Ступени профессии | страница 31
Привычное представление о «причесанном» Мусоргском способна была развеять тогда только акция Самосуда. Но, увы, война помешала ей осуществиться. И, как часто бывает в таких случаях, стремление к истине обернулось против Самосуда. Ему поставили в укор то, что должно было стать решением важнейшей проблемы и что впоследствии было признано всем прогрессивным «оперным миром».
Склонность к парадоксам была у Самосуда одним из проявлений его обаяния. Естественно, попав под его влияние, я стал замечать и в себе эту склонность. Сначала я боролся с нею (не хотелось обезьянничать!), а потом, когда она перестала быть просто бытовыми «приемчиками» и перекочевала в область творчества, стала укрупняться, организовываться, я понял ее ценность — это было некое творческое освобождение от предрассудков, предубеждений, привычек, от всего, что преподается, узнается, приобретается или устанавливается для себя как «закон», но что является, однако, не более чем ограниченностью воображения.
Из Горького я приехал с точным и определенным для себя, профессионально-художественным кодексом. Самосуд безжалостно рвал эту, казалось бы, прочную, во всяком случае проверенную на практике паутину, сотканную по определенным закономерностям и эффективно работающую. Я растерялся и… обрадовался: меня вводили в новое, лишь издали наблюдаемое мною (и не без зависти) художественное общество — в мир Прокофьева и Дмитриева, Шостаковича и Вильямса, Софроницкого, Кабалевского и Городецкого. Прежде всякие сомнения мною тщательно маскировались, уверенность и безапелляционность были «палочкой-выручалочкой» в работе, утверждали мое положение в театре. Теперь вокруг меня были признанные авторитеты, которые не стеснялись сомневаться, советоваться, обсуждать, отрицать, не маскируясь, открыто проявляя свое мнение.

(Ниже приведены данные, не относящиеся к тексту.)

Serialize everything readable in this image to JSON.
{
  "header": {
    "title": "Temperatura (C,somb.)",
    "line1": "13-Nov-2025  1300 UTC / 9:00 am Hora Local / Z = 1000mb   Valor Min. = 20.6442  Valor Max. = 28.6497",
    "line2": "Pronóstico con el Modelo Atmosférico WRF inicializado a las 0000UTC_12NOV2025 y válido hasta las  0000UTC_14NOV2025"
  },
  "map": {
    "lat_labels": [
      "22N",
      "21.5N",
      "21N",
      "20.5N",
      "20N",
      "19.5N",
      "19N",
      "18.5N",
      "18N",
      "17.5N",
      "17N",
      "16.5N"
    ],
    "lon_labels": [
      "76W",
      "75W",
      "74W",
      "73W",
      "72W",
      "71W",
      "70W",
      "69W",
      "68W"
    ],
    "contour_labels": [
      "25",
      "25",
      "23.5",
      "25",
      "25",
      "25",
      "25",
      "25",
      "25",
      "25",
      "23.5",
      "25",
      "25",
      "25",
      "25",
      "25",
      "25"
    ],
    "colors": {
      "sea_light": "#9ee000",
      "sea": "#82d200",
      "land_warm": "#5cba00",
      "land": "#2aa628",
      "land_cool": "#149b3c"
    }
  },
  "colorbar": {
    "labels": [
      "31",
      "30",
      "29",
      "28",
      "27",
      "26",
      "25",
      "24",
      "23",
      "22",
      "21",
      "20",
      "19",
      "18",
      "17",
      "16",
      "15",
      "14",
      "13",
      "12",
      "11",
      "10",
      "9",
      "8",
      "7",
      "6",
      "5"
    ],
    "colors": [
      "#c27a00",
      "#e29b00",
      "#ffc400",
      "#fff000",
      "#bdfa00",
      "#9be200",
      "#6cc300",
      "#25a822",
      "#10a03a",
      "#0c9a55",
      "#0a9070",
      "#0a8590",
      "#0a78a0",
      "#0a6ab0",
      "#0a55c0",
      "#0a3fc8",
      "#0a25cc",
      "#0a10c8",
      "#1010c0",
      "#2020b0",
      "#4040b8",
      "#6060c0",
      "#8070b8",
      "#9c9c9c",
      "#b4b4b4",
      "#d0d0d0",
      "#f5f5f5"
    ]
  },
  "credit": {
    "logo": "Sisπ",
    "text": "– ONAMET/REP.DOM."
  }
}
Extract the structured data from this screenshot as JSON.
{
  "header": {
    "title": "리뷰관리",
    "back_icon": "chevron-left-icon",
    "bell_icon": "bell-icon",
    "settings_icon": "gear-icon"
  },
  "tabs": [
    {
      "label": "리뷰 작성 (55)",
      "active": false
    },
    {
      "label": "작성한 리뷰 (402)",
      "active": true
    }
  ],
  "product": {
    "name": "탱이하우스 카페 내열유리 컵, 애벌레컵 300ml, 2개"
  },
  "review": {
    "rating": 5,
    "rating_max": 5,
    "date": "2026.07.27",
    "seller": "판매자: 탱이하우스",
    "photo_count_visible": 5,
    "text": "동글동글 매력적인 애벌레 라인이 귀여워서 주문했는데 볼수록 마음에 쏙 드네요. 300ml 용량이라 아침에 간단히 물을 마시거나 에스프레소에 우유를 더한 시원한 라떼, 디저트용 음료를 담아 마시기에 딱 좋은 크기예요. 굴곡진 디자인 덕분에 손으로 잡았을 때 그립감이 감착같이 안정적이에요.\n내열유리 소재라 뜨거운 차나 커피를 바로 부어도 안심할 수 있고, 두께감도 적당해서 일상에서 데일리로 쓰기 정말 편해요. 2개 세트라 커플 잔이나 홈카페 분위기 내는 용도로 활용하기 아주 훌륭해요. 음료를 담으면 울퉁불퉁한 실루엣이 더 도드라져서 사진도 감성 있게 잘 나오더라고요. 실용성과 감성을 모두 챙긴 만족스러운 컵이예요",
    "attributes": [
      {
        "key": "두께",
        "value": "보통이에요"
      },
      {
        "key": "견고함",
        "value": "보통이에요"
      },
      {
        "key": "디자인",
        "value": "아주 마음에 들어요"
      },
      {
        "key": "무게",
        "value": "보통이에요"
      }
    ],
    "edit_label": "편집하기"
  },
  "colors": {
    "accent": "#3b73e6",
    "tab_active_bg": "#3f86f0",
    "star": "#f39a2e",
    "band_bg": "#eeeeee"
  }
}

Вот случай, типичный для художественной интеллигенции, в среду которой я попал. Однажды, в Ленинграде, Дмитриев затащил меня в «Асторию», где в номере балетмейстера Василия Вайнонена собрались различные деятели, в том числе театральные художники. Обсуждались разные темы, шли разные разговоры. Постепенно для присутствующих становилось ясно, кто я такой (Дмитриев не считал нужным кого-то представлять, да и здоровался-то неохотно, считая это, по-видимому, предрассудком — «Ну ладно, здрасте!»). И тогда с благожелательным выражением лица подсел ко мне элегантный Сулико Вирсаладзе и спросил: «Правда, вы «тот» Покровский?» «Да», — не без кокетливого смущения ответил я. «Я видел в Большом вашего «Онегина», — продолжал Вирсаладзе, — по-моему, это плохо». Не знаю, каким чудом, но мне вдруг в этот момент стало очень уютно, и с Вирсаладзе у нас установились самые уважительные и доброжелательные отношения надолго, думаю — навсегда.